Benomyl was widely used in the U.S. for three decades until toxicological evidence revealed it could potentially lead to liver tumors, brain malformations, reproductive effects and carcinogenesis. So much for it being "safe" for mammals! It was banned in 2001.

The UCLA researchers wanted to explore whether there was a relationship between benomyl and Parkinson's, which would demonstrate the possibility of long-lasting toxicological effects from pesticide use, even a decade after chronic exposure. But because a direct causal relationship between the pesticide and Parkinson's can't be established by testing humans, the investigators sought to determine if exposure in experimental models could duplicate some of the pathologic features of the disease.

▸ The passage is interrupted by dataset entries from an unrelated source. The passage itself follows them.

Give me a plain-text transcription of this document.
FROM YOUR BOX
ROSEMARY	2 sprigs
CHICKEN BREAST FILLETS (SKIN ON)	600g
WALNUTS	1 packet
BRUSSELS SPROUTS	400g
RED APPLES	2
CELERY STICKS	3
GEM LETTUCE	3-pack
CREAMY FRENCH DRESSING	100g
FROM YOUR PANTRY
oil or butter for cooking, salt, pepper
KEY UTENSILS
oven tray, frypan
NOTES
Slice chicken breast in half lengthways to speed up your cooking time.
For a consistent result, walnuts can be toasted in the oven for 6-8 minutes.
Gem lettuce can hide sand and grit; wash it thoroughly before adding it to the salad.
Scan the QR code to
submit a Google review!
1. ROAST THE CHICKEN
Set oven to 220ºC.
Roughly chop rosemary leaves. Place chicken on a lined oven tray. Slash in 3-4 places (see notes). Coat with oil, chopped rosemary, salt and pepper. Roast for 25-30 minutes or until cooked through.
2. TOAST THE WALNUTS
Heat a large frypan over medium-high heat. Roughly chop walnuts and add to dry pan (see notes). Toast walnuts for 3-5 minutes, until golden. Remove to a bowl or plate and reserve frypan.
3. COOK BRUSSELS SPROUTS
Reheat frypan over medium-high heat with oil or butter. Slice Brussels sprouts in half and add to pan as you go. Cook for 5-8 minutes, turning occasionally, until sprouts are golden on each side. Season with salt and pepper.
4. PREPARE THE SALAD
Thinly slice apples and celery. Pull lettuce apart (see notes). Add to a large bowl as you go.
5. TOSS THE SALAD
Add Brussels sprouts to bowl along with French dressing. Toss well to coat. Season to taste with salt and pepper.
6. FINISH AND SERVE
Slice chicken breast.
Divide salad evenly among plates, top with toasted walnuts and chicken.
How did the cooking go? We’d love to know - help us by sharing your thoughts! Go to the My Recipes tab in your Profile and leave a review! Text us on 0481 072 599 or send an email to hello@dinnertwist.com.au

They first tested the effects of benomyl in cell cultures and confirmed that the pesticide damaged or destroyed dopaminergic neurons -- the cells that produce dopamine.

Next, they tested the pesticide in a zebrafish model of the disease. This freshwater fish is commonly used in research because it is easy to manipulate genetically, it develops rapidly and it is transparent, making the observation and measurement of biological processes much easier.

By using a fluorescent dye and counting the neurons, the researchers discovered there was significant neuron loss in the fish -- but only to the dopaminergic neurons. The other neurons were left unaffected.

Until now, evidence had pointed to one particular culprit -- a protein called α-synuclein -- in the development of Parkinson's. This protein, common to all Parkinson's patients, is thought to create a pathway to the disease when it binds together in "clumps" and becomes toxic, killing the brain's neurons.

The identification of ALDH activity now gives researchers another target to focus on in trying to stop this disease.

"We've known that in animal models and cell cultures, agricultural pesticides trigger a neurodegenerative process that leads to Parkinson's. And epidemiologic studies have consistently shown the disease occurs at high rates among farmers and in rural populations. Our work reinforces the hypothesis that pesticides may be partially responsible, and the discovery of this new pathway may be a new avenue for developing therapeutic drugs."

--Bronstein, who directs the UCLA Movement Disorders Program.

Marijuana Smokers May Suffer

During the late 1970s (and again in 1988), a controversial program sponsored by the US government sprayed paraquat on cannabis fields in Mexico. Since much of this cannabis was subsequently smoked by Americans, the US government's "Paraquat Pot" program stirred much debate. Perhaps in an attempt to deter people from using cannabis, representatives of the program warned that spraying rendered the crop unsafe to smoke. But few smokers cared.

A 1995 study found that "no lung or other injury in cannabis users has ever been attributed to paraquat contamination". The US Government also didn't think paraquat was a matter of concern for pot smokers.

"... toxic effects caused by this mechanism have been either very rare or nonexistent. Most paraquat that contaminates cannabis is pyrolyzed during smoking to dipyridyl, which is a product of combustion of the leaf material itself (including cannabis) and presents little toxic hazard..."

United States Environmental Protection Agency Manual

Like Agent Orange and other chemicals that were deemed "safe" in the past, paraquat may yet show its darkest side when baby-boomers who smoked cannabis in their youth, often handling and rolling the tainted plant material, begin to see the effects of their paraquat exposure.

For me, personally, I certainly hope not.